Hamilton’s 2015 work Meeting will be part of the 2017 Perth International Arts Festival. Since opening in Melbourne, Meeting has toured to Budapest, Berlin, Helsinki, Paris, London and venues in Indonesia and the Netherlands, and in 2017 tours to North America and Canada. It is a collaboration between Hamilton and dancer, composer and sound engineer Alisdair Macindoe, and is performed by the pair.
I caught up with Hamilton, (ironically by telephone), to chat with him about Meeting, among other things. “Meeting shares features from my other work and is a study of the vocabulary and not thematic,” Hamilton explains. “Alisdair designed the sound, creating a sonic representation of my movement ideas. He is the best proponent of the singular choreographic concept I’m trying to create.”

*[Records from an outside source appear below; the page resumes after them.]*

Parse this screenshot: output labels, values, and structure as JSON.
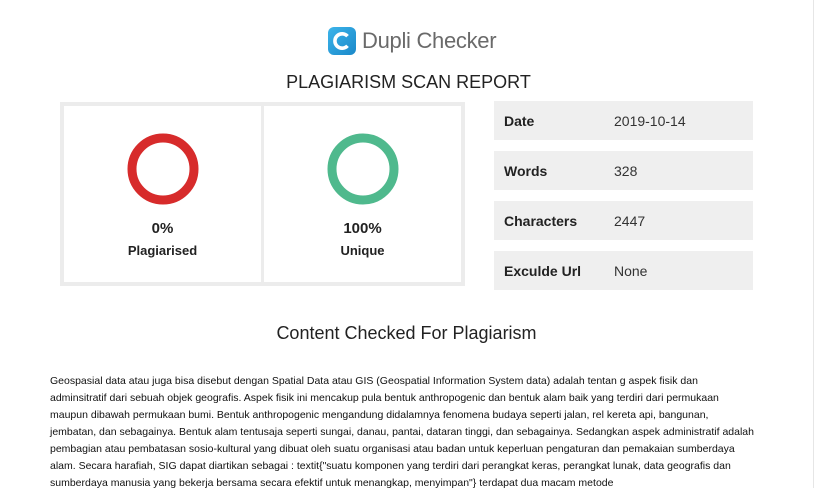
{
  "brand": {
    "name": "Dupli Checker",
    "logo_letter": "C"
  },
  "report_title": "PLAGIARISM SCAN REPORT",
  "scores": [
    {
      "percent": "0%",
      "label": "Plagiarised",
      "color": "#d72b2b",
      "fraction": 0
    },
    {
      "percent": "100%",
      "label": "Unique",
      "color": "#4fb98d",
      "fraction": 1
    }
  ],
  "meta": [
    {
      "key": "Date",
      "value": "2019-10-14"
    },
    {
      "key": "Words",
      "value": "328"
    },
    {
      "key": "Characters",
      "value": "2447"
    },
    {
      "key": "Exculde Url",
      "value": "None"
    }
  ],
  "content_title": "Content Checked For Plagiarism",
  "content_text": "Geospasial data atau juga bisa disebut dengan Spatial Data atau GIS (Geospatial Information System data) adalah tentan g aspek fisik dan adminsitratif dari sebuah objek geografis. Aspek fisik ini mencakup pula bentuk anthropogenic dan bentuk alam baik yang terdiri dari permukaan maupun dibawah permukaan bumi. Bentuk anthropogenic mengandung didalamnya fenomena budaya seperti jalan, rel kereta api, bangunan, jembatan, dan sebagainya. Bentuk alam tentusaja seperti sungai, danau, pantai, dataran tinggi, dan sebagainya. Sedangkan aspek administratif adalah pembagian atau pembatasan sosio-kultural yang dibuat oleh suatu organisasi atau badan untuk keperluan pengaturan dan pemakaian sumberdaya alam. Secara harafiah, SIG dapat diartikan sebagai : textit{\"suatu komponen yang terdiri dari perangkat keras, perangkat lunak, data geografis dan sumberdaya manusia yang bekerja bersama secara efektif untuk menangkap, menyimpan\"} terdapat dua macam metode"
}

Meeting incorporates a circle of 64 miniature, pre-programmed robots producing differing sounds by means of a component that strikes the floor and, Hamilton says, “the foundation of the sound score functions like an expanded metronome.” Meeting won three 2016 Green Room Awards.
A Balmain-boy from Sydney, Hamilton’s background includes classical ballet, contemporary dance, breakdancing and hip hop. He confesses, “[My mother] decided to send me to ballet lessons when I was eight years old because I was an ‘active’ child with no interest in sport and of a creative persuasion. She recognised ballet as both active and disciplined and two of my older male cousins had been dancers in the Australian Ballet. I trained with the Hallidays in Sydney, which was extremely strict, then at the McDonald College, then at WAAPA (the Western Australian Academy of Performing Arts) in Perth.”
His first professional contract as a dancer was with Australian Dance Theatre, under Garry Stewart, in 1999. From there he went on to work with Kage Physical Theatre, Chunky Move and Lucy Guerin Inc. In 2008, while continuing to dance on short-term contracts, he formed Antony Hamilton Projects to create his own work, producing his first major work, blazeblue oneline, that year.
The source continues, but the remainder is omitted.